Solve for all $x,y\in N$ and $x^3-3^y = 2015$

Question

Question:

Solve for all $x,y\in N$ and $x^3-3^y = 2015$

So far I have tried $\mod(7)$ and $\mod(8)$ but I am not sure if I am in the right path or not I will be happy if someone can toss me a hint.

Answer 1

Use Metin's idea of "reject solution of too large" and someone's idea of mod $13$ -> $3\mid m$, I reach a solution.

Consider mod $13$, then

$3^y\equiv1,3,9 \pmod {13}$

$x^3\equiv1,5,8,12 \pmod {13}$

Thus, $3^y\equiv1 \pmod {13}, x^3\equiv1 \pmod {13}, 3\mid y$

Let $y=3z, k=3^z$, so $x>k>0$

Then $x^3-3^y = x^3-(3^z)^3 = x^3-k^3 = (x-k)(x^2+xk+k^2) = 2015 $

$x^2+xk+k^2$ is factor of $2015$ and thus bounded above, we can have $x<45$. Then the rest is check and reject by computer. (By hand is tough)

Furthermore, consider $x^3-27^z=2015$ with mod $7$, we have $7\mid x$. (Consider all outcomes as above). With $x\equiv2 \pmod{6}$ by Alexander. We can reject all $x<45$ except $14$.

Answer 2

EDIT: The proof has a fatal flaw as pointed out in the comments.
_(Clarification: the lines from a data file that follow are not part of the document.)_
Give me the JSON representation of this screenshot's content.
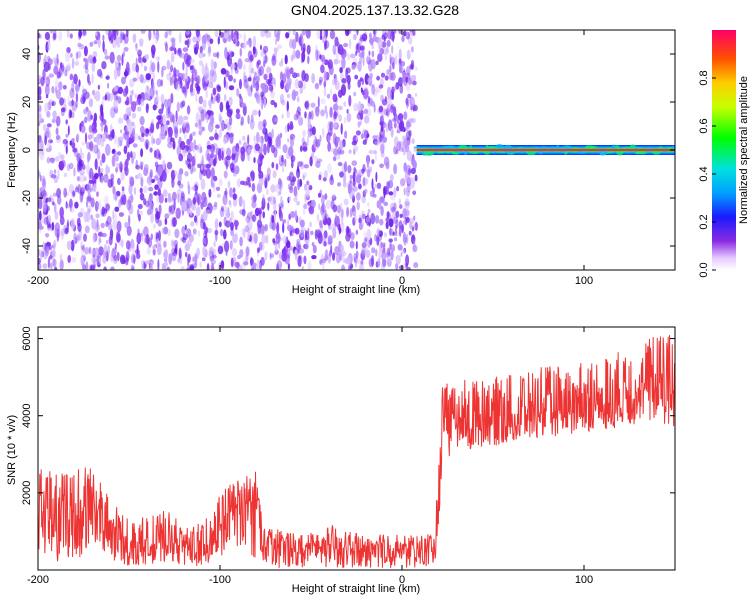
{
  "title": "GN04.2025.137.13.32.G28",
  "colors": {
    "snr_line": "#ee3333",
    "noise": "#7a2bf0",
    "axis": "#000000"
  },
  "chart_data": [
    {
      "type": "heatmap",
      "title": "",
      "xlabel": "Height of straight line (km)",
      "ylabel": "Frequency (Hz)",
      "xlim": [
        -200,
        150
      ],
      "ylim": [
        -50,
        50
      ],
      "xticks": [
        -200,
        -100,
        0,
        100
      ],
      "xtick_labels": [
        "-200",
        "-100",
        "0",
        "100"
      ],
      "yticks": [
        -40,
        -20,
        0,
        20,
        40
      ],
      "ytick_labels": [
        "-40",
        "-20",
        "0",
        "20",
        "40"
      ],
      "grid": false,
      "colorbar": {
        "label": "Normalized spectral amplitude",
        "range": [
          0,
          1
        ],
        "ticks": [
          0.0,
          0.2,
          0.4,
          0.6,
          0.8
        ],
        "tick_labels": [
          "0.0",
          "0.2",
          "0.4",
          "0.6",
          "0.8"
        ],
        "colormap": "rainbow"
      },
      "regions": [
        {
          "x_from": -200,
          "x_to": 8,
          "freq_hz": "broadband",
          "amplitude": 0.2
        },
        {
          "x_from": 8,
          "x_to": 150,
          "freq_hz": 0,
          "amplitude": 1.0
        }
      ]
    },
    {
      "type": "line",
      "title": "",
      "xlabel": "Height of straight line (km)",
      "ylabel": "SNR (10 * v/v)",
      "xlim": [
        -200,
        150
      ],
      "ylim": [
        0,
        6300
      ],
      "xticks": [
        -200,
        -100,
        0,
        100
      ],
      "xtick_labels": [
        "-200",
        "-100",
        "0",
        "100"
      ],
      "yticks": [
        2000,
        4000,
        6000
      ],
      "ytick_labels": [
        "2000",
        "4000",
        "6000"
      ],
      "grid": false,
      "series": [
        {
          "x": [
            -200,
            -190,
            -180,
            -170,
            -160,
            -150,
            -140,
            -130,
            -120,
            -110,
            -100,
            -90,
            -80,
            -76,
            -70,
            -60,
            -50,
            -40,
            -30,
            -20,
            -10,
            0,
            10,
            18,
            20,
            22,
            30,
            40,
            50,
            60,
            70,
            80,
            90,
            100,
            110,
            120,
            130,
            140,
            150
          ],
          "y_low": [
            300,
            200,
            300,
            400,
            150,
            100,
            150,
            200,
            100,
            100,
            300,
            400,
            300,
            100,
            50,
            50,
            50,
            50,
            50,
            50,
            50,
            50,
            50,
            50,
            900,
            2800,
            3000,
            3100,
            3200,
            3300,
            3400,
            3500,
            3400,
            3600,
            3600,
            3700,
            3800,
            3900,
            3600
          ],
          "y_mid": [
            1500,
            1300,
            1400,
            1700,
            900,
            600,
            600,
            800,
            600,
            600,
            1200,
            1600,
            1800,
            700,
            600,
            550,
            550,
            600,
            550,
            500,
            550,
            500,
            500,
            550,
            2000,
            3800,
            3800,
            3900,
            4000,
            3900,
            4000,
            4200,
            4100,
            4200,
            4300,
            4500,
            4600,
            4800,
            4700
          ],
          "y_high": [
            2700,
            2500,
            2600,
            2800,
            1800,
            1300,
            1400,
            1600,
            1200,
            1200,
            2000,
            2400,
            2600,
            1100,
            1100,
            1000,
            1000,
            1200,
            1000,
            900,
            1000,
            900,
            900,
            1000,
            3100,
            4800,
            4900,
            5000,
            5000,
            5100,
            5200,
            5300,
            5300,
            5400,
            5500,
            5700,
            5900,
            6200,
            6100
          ]
        }
      ]
    }
  ]
}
We will show that the solutions cannot be infinitely large and reduce the infinite search space to a finite one. This basically solves the problem because we can check the remaining finite number of candidates either by hand or by a computer.
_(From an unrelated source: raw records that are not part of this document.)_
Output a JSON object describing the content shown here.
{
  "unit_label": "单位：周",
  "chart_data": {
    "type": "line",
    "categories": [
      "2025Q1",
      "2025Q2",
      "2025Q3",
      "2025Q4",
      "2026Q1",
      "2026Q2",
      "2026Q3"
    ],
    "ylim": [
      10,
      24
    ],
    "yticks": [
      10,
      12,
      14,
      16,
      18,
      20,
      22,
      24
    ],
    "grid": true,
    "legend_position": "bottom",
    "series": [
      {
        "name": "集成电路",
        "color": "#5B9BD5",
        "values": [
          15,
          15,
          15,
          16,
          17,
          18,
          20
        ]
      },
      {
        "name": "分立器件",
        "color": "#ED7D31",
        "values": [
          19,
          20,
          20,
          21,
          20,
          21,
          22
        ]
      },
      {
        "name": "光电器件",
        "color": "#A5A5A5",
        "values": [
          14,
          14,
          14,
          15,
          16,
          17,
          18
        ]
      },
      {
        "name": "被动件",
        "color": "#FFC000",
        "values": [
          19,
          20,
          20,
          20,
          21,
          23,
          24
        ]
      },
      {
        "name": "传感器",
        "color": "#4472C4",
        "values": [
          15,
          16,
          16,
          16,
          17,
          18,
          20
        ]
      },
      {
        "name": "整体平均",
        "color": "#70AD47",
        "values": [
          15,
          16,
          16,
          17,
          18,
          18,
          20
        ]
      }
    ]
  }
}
Assume $(x, y)$ is a solution. Of course we have $3^y < x^3$. Also, for $x \geq 27$, we have $x^3 - (x-1)^3 > 2015$; therefore, we need to have $(x-1)^3 < 3^y < x^3$. This is equivalent to $\frac{3}{\log 3} \log (x-1) < y < \frac{3}{\log 3} \log (x)$. However, notice that $\frac{3}{\log 3} \log (x) - \frac{3}{\log 3} \log (x-1) < 1$ for $x \geq 4$, so there can be no integer between them.

This shows that there is no solution when $x \geq 27$.

Searching through the numbers with $x < 27$ and $y < 9$, we find that the only solution is $x = 14$ and $y = 6$.